When asked if obtaining the specialization met their expectations, all 136 respondents reported that it did. When asked how it met their expectations, respondents indicated that the specialization made it possible for them to obtain new knowledge about health information (23%; n=31), taught them about new resources (14%; n=19), increased their confidence to provide health information (13%; n=18), and increased their skills (10%; n=15). Although the specialization met expectations, respondents’ intentions to renew their Level I specialization or continue to Level II without the support of the NNLM sponsorship program was low. While more than half of respondents (65%; n=87) planned to renew their CHIS certificate, most (72%; n=96) would not pay out of pocket or were unsure about doing so. Similarly, a third (35%; n=47) planned to obtain Level II CHIS, but most (66%; n=88) of these participants were unsure about paying out of pocket or would not do so.

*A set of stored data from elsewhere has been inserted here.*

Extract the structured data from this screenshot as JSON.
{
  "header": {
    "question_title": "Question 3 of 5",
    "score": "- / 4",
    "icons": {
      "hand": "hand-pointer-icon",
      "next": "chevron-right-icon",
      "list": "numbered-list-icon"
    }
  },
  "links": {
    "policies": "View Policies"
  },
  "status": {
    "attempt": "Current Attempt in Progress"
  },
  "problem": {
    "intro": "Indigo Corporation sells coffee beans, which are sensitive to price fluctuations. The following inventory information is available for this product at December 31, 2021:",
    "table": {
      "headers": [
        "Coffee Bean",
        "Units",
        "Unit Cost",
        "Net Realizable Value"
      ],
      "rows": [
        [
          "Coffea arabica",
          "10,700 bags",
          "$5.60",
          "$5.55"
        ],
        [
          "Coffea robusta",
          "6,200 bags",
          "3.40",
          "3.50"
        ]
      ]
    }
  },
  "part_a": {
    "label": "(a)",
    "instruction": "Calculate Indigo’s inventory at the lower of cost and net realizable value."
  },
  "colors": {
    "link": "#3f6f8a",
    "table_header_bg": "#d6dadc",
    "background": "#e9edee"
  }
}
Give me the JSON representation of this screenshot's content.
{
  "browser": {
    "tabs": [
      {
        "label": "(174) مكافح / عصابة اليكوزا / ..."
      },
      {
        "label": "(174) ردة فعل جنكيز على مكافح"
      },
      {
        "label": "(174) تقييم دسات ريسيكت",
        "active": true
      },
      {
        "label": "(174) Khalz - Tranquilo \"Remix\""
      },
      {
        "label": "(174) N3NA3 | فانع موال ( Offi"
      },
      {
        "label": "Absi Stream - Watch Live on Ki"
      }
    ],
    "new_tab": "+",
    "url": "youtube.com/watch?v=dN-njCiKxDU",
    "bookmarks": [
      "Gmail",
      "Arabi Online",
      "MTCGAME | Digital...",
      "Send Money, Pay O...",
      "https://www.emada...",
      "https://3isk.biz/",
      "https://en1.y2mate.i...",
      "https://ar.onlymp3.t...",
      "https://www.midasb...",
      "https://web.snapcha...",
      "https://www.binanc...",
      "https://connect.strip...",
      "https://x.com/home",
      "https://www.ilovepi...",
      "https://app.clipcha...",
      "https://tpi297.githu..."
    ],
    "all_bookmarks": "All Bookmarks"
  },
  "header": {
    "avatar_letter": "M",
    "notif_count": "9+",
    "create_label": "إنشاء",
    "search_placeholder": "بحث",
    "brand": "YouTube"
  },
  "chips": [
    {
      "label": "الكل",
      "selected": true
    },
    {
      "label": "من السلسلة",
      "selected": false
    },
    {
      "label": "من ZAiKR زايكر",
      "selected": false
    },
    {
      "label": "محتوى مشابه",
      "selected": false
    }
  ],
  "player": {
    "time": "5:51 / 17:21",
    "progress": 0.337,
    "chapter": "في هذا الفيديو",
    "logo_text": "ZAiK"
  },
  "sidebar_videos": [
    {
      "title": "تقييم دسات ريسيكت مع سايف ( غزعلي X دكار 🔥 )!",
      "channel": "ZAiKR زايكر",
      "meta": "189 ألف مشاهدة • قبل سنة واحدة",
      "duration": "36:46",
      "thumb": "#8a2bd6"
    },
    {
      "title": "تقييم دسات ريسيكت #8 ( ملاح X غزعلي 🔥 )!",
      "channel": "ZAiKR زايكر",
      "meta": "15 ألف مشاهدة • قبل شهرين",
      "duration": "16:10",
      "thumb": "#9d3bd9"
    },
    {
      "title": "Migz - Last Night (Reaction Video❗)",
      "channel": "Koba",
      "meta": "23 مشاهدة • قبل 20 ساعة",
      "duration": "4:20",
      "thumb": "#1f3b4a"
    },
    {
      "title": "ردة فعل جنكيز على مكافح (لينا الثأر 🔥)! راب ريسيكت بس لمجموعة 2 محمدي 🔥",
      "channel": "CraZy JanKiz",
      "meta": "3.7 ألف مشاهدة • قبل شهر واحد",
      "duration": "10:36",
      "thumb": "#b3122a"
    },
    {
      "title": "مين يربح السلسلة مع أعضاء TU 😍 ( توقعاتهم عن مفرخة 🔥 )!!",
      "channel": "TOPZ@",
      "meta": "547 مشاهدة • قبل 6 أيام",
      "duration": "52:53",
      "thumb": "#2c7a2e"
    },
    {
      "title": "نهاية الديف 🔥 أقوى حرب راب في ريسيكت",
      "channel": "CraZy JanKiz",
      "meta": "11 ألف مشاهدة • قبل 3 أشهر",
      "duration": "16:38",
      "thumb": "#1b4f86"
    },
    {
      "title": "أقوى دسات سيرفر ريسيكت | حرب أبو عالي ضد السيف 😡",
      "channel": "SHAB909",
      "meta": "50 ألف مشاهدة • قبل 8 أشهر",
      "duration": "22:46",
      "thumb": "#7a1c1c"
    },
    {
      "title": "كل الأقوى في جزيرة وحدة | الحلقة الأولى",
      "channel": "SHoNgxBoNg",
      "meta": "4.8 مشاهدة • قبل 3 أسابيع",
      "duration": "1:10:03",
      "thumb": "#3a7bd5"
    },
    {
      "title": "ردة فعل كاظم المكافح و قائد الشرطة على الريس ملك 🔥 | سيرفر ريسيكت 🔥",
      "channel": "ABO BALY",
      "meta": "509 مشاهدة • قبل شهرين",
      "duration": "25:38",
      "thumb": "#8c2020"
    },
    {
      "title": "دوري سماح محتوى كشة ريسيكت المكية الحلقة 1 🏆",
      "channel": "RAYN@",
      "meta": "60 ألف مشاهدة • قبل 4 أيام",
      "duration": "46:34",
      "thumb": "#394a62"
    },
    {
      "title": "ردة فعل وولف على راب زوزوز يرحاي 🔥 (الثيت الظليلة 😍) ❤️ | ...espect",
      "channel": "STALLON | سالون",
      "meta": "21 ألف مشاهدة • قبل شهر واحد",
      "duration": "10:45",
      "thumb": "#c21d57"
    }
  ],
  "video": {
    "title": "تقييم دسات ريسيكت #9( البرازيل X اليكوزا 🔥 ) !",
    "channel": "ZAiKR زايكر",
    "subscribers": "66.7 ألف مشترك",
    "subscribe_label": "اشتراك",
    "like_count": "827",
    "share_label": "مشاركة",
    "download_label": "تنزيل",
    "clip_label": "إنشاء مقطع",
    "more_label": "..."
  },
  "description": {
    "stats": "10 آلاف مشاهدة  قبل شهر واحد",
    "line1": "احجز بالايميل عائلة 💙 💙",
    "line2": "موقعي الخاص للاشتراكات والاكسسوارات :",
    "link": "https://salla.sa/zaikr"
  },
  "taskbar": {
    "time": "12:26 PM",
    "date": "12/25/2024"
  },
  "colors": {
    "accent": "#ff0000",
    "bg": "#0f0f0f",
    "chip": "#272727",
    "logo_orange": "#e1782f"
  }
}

The purpose of the sponsorship pilot undertaken by NNLM was to support a key goal of the NNLM All of Us National Program—namely, to increase the capacity of public libraries to provide health information to their communities. Our findings indicate that the sponsorship pilot was successful in supporting this goal by increasing the skills, knowledge, and confidence of participants in providing consumer health information. This was illustrated by the increase in mean self-reported competency for each of the CHIS competencies and the increase in confidence after completing the specialization.
Training opportunities offered toward obtaining the specialization, which NNLM makes available at no cost, address a need for professional development communicated by staff in prior studies [23, 24, 25]. Further, the skills and confidence gained by public library staff through the specialization training establish expertise at public libraries across the country. As one responded shared, “there is now a point person for health-related questions, which is an area that frightens most librarians.” This underscores the value of having a library team member trained in providing health information.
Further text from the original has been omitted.